Neither the GRADE tool nor the Cochrane Collaboration Back Review Group tool come without disadvantages.4 5 Despite GRADE’s comprehensiveness, which includes a detailed handbook providing explanation and instructions of all the steps, its conduct requires decisions that are based on the assessor’s judgement, for example, determining whether the overall RoB for an outcome measure is high or low when pooling studies with overall high and low RoB and deciding whether the magnitude of inconsistency and indirectness is significant enough to justify downgrading the evidence.73 Nevertheless, we believe that it is the most thorough and transparent tool for strength of evidence assessment and it should be used preferentially over other tools where possible. Similarly, the Cochrane Collaboration Back Review Group tool requires subjective decisions for the determination of the strength of evidence for a result, primarily due to its lack of definition for its two main criteria; (1) consistency of results and (2) study quality. Additionally, unlike GRADE, it does not consider ‘between-study’ limitations, such as imprecision of results and indirectness of evidence.

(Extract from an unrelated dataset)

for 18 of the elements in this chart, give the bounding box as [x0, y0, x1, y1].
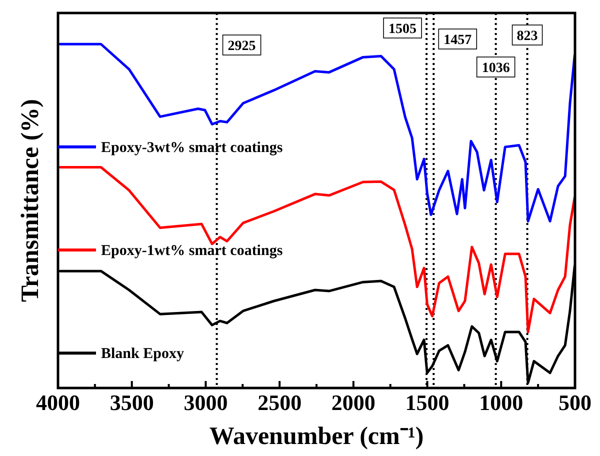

An SR is no small undertaking and should not make for an easy publication. Future authors who only intend to summarise the available evidence without a comprehensive quality assessment and strength of evidence assessment should strongly consider identifying their reviews as narrative, not systematic. Admittedly, strict word counts and other restrictions from journals undoubtedly have a negative influence on the quality of the published SRs; we, therefore, invite the editors of publishing journals to either loosen restrictions for submitted articles or discuss word counts and accompanying material (tables/figures) with authors on a case-by-case basis. Publication of narrative reviews should also become an option in all publishing journals.

Conclusions

In the present review, we have demonstrated that the majority of SRs of RCTs in tendinopathy do not assess the strength of evidence of their results and this can substantially influence their application to clinical practice. In the future, authors implicated in producing and publishing SRs on the management of tendinopathy should become familiar with strength of evidence assessment tools and apply them appropriately in their data synthesis and presentation. Finally, relevant guidance documents should emphasise the importance of strength of evidence assessment and provide more detailed instructions for its conduct to increase consistency and transparency.